5. Episódios deste calibre são semanais. Zero na lembrança. Porém, o que me espantou a horas recentes  foi um sujeito, ex-governador, ex-autarca, empresário insolvente, devedor impenitente, adorador do "business" e do "ordenamento ambiental", explorador das terapias escritas em papel, cheio de gel das orelhas às varizes, vir com o cognome para este vosso criado. Não fosse o local, flechas de palavras penetrariam aquela mente gordurosa e otimista (porque tolo, ignorante). É-lhe dado o estatuto admirado de ... empreendedor, homem de palavra, e outros epítetos que uma sociedade civil em três décadas falida por 3 vezes aplaude. É um honrado a papel, com galardões do abjeto mundo das "medalhas, títulos, comendas" lusas.

 

6. As flechas! Aqui vão elas: seria política neo-liberal a que, na iminência da bancarrota e da falência do Estado em que o País se encontrava em Abril de 2011,  a que se tivesse recusado a solicitar a ajuda externa do FMI e da União Europeia, confiando exclusivamente aos mecanismos de mercado a correcção dos gravíssimos desequilíbrios da economia portuguesa ... retirando-se do Estado tarefas que qualquer privado faz de forma imediata sem apelo nem agravo. Ora, não foi o que aconteceu.

 

7. Desequilíbrios que seriam corrigidos tendo por efeito: (i) a perda de rendimento os indivíduos teria sido bem mais rápida e acentuada, (ii) o desemprego já há muito teria ultrapassado os 25% da população activa, (iii) a queda do PIB teria sido abrupta (da ordem dos 15 a 20% em 2011/2012), (iv) os deputados e outro pessoal político teriam passado a deslocar-se de autocarro/metro/motorizada para o seu local de trabalho/descanso, (v) a agitação social teria sido imensa e frenética, com manifestações gigantescas a toda a hora...

 

8. Ora, o que se verificou foi a manutenção dos condes e barões, i.e., autarquias, empresas públicas, e rebuçados e bolachas "cadbury", i.e., saúde e educação, à custa do assalto ao bolso de cada um; o povo sonso ia aplaudindo a "executiva", o "ar condicionado" e as "fundações", não percebendo que o monstro há muito estava diagnosticado; Era o melhor caminho?

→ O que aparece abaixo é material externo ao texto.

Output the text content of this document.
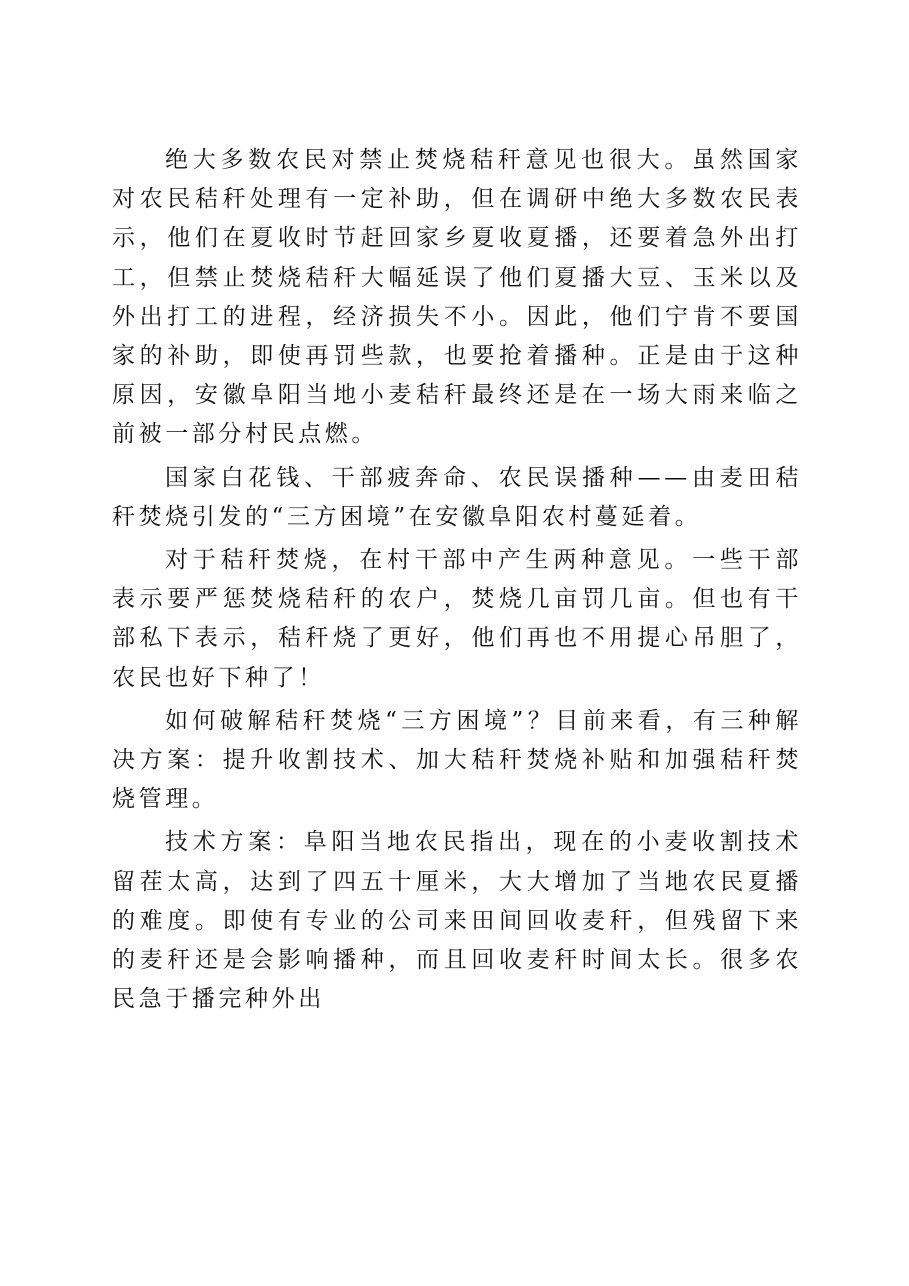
绝大多数农民对禁止焚烧秸秆意见也很大。虽然国家对农民秸秆处理有一定补助，但在调研中绝大多数农民表示，他们在夏收时节赶回家乡夏收夏播，还要着急外出打工，但禁止焚烧秸秆大幅延误了他们夏播大豆、玉米以及外出打工的进程，经济损失不小。因此，他们宁肯不要国家的补助，即使再罚些款，也要抢着播种。正是由于这种原因，安徽阜阳当地小麦秸秆最终还是在一场大雨来临之前被一部分村民点燃。

国家白花钱、干部疲奔命、农民误播种——由麦田秸秆焚烧引发的“三方困境”在安徽阜阳农村蔓延着。

对于秸秆焚烧，在村干部中产生两种意见。一些干部表示要严惩焚烧秸秆的农户，焚烧几亩罚几亩。但也有干部私下表示，秸秆烧了更好，他们再也不用提心吊胆了，农民也好下种了！

如何破解秸秆焚烧“三方困境”？目前来看，有三种解决方案：提升收割技术、加大秸秆焚烧补贴和加强秸秆焚烧管理。

技术方案：阜阳当地农民指出，现在的小麦收割技术留茬太高，达到了四五十厘米，大大增加了当地农民夏播的难度。即使有专业的公司来田间回收麦秆，但残留下来的麦秆还是会影响播种，而且回收麦秆时间太长。很多农民急于播完种外出
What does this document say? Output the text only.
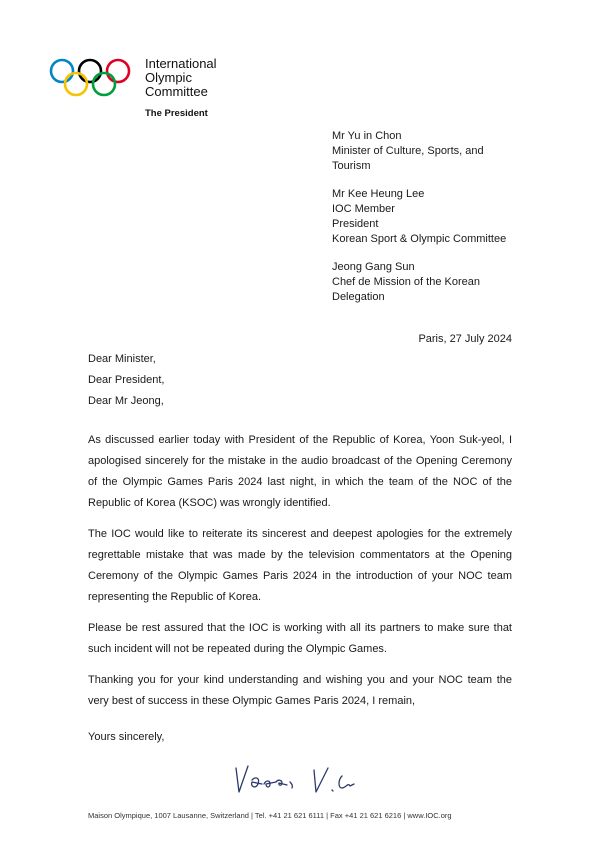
International
Olympic
Committee
The President
Mr Yu in Chon
Minister of Culture, Sports, and
Tourism
Mr Kee Heung Lee
IOC Member
President
Korean Sport & Olympic Committee
Jeong Gang Sun
Chef de Mission of the Korean
Delegation
Paris, 27 July 2024
Dear Minister,
Dear President,
Dear Mr Jeong,

As discussed earlier today with President of the Republic of Korea, Yoon Suk-yeol, I apologised sincerely for the mistake in the audio broadcast of the Opening Ceremony of the Olympic Games Paris 2024 last night, in which the team of the NOC of the Republic of Korea (KSOC) was wrongly identified.

The IOC would like to reiterate its sincerest and deepest apologies for the extremely regrettable mistake that was made by the television commentators at the Opening Ceremony of the Olympic Games Paris 2024 in the introduction of your NOC team representing the Republic of Korea.

Please be rest assured that the IOC is working with all its partners to make sure that such incident will not be repeated during the Olympic Games.

Thanking you for your kind understanding and wishing you and your NOC team the very best of success in these Olympic Games Paris 2024, I remain,

Yours sincerely,
Maison Olympique, 1007 Lausanne, Switzerland | Tel. +41 21 621 6111 | Fax +41 21 621 6216 | www.IOC.org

Para os tolos e otimistas de outrora ...é um novo ai jesus! Mas...será liberal o confisco ao valor do trabalho (propriedade) para pagar juros, rotundas, vielas, páuerpointes, ensino ovino, dói-dói de lamúria e da "baixa", gorjetas a advogados; não , não é?! Então, digam lá...neo-socialismo. Isso! Isto que assistem é pagar, através do valor da sociedade civil, mantendo o Estado na mesma.

 

9. Só que não chega.

 

10. -Ismo disto e daquilo é treta. A treta é a que assistimos, a Constança na lamúria, a empregada da "Diana´s Hairdressers" no ai "birge" santissima, e outra gente igual mais ou menos visível. O que não é treta é o facto de a Europa dos direitos estar a empobrecer necessariamente, a idade aumenta e ... fazer contas. Seja neo seja ... o que for.

 

11. Que se inscreva nos Jerónimos: Ao poder político nacional pouco dinheiro e mínimo serviço ass. a sociedade civil.